187 Ill. App. 3d 752, 544 N.E.2d 403, 405 (1st Dist. 1989). Ms. Johnson properly points out that Illinois law does not require adjudication of incompetency. Id.
Johnson, 766 F. Supp. at 655.
In Alber v. Illinois Dept. of Mental Health, 786 F. Supp. 1340 (N.D. Ill. 1992), the court was faced with deciding the requirements of pleading a "legal disability" under P 13-211. The court held, "No prior adjudication of incompetence is required to trigger that exception [the tolling rule] to the statute of limitations. It is enough that the complaint allege facts sufficient to prove legal disability." Alber, 786 F. Supp. at 1359 (citing Estate of Riha v. Christ Hosp., 187 Ill. App. 3d 752, 755-56, 544 N.E.2d 403, 405 (1st Dist. 1989)). See also Reichert v. Ford Motor Co., 768 F. Supp. 262, 263 (S.D. Ill. 1991) (where the court found that the plaintiff had sufficiently alleged that he was under a legal disability pursuant to P 13-211, without any formal adjudication).
Accordingly, this court holds that in Illinois,
plaintiff need not formally be adjudicated "legally disabled" to effectively toll the statute of limitations under P 13-212. Turning to the case at bar, plaintiff has alleged that he has been severely and permanently brain damaged from birth and has been "continuously disabled both mentally and physically and totally without understanding or capacity to make or communicate decisions regarding his person, estate or financial affairs." Amended Complaint, Count III at P 5. This court holds that plaintiff has sufficiently alleged that he was "legally disabled" within the meaning of P 13-212, thereby tolling the statute of limitations.

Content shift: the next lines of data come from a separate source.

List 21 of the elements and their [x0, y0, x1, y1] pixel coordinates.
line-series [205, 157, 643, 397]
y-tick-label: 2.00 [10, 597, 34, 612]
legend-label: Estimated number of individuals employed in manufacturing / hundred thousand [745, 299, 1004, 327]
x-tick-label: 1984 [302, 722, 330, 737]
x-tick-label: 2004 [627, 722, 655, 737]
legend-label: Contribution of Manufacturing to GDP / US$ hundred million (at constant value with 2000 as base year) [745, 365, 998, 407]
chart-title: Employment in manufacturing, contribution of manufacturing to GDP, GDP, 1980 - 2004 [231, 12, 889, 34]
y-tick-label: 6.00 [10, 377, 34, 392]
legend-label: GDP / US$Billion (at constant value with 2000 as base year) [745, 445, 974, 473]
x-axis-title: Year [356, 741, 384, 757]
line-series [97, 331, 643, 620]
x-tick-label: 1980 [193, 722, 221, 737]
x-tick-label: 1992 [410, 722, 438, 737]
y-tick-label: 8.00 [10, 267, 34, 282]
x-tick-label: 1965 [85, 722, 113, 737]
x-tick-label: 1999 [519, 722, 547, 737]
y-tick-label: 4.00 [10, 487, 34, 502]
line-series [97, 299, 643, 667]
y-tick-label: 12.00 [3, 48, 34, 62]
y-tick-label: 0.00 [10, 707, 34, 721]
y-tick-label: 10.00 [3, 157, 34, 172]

Defendant additionally argues that since the term "legal disability" is not defined in P 13-212, the court must look to other Illinois statutes where the term is defined and apply the same meaning. In doing so, defendant points to the Mental Health and Developmental Disability Code (Mental Health Code),
which states, "nor shall such person be held legally disabled except as determined by a court." Defendant urges this court to apply this definition of "legally disabled" to actions involving P 13-212, an argument not made in the Passmore and Riha decisions.
Defendant's argument is unpersuasive. The Mental Health Code involves determining when to give a person mental health and disability services. To be eligible, a court must find the person disabled. To the contrary, P 13-212 confers no such benefit; rather, it deals with an individual's right to maintain and preserve a cause of action. Therefore, that the Illinois legislature requires adjudication of legal disability under the Mental Health Code in no way suggests the same meaning is to be used when dealing with a person's substantive right to maintain a cause of action. As the court in Passmore pointed out, the defendant's definition of "legally disabled" would render the protection afforded in P 13-212 meaningless. The plaintiff's right to seek redress through the courts cannot be contingent upon his guardian or next-of-friend going through the necessary steps to adjudicate him legally disabled.
This court also rejects defendant's argument that because words are to be used in their ordinary and popular meaning, and whereas "legal disability" is defined to be a disability imposed by law, a court must adjudicate the person disabled in order to qualify. Defendant overlooks that a person can plead allegations which render him legally disabled and a court can make this determination without any prior adjudication. Such a determination would still be "by law."
Defendant also points to the several statutes of limitations that have been enacted by the Illinois legislature in response to the proliferation of medical malpractice lawsuits. Defendant argues that not requiring an adjudication of this status within the eight-year period contravenes the public policy of Illinois of limiting medical malpractice suits. Defendant contends that such an interpretation of P 13-212 will subject the medical profession to the risk of law suits until the death of the patient. This may be so. However, an individual should not be deprived of his substantive right to sue because his guardian did not have him adjudicated "legally disabled." As the plain language of P 13-212 states, the statute of limitations does not run until the disability is removed.
For the foregoing reasons, defendant's motion to dismiss is denied.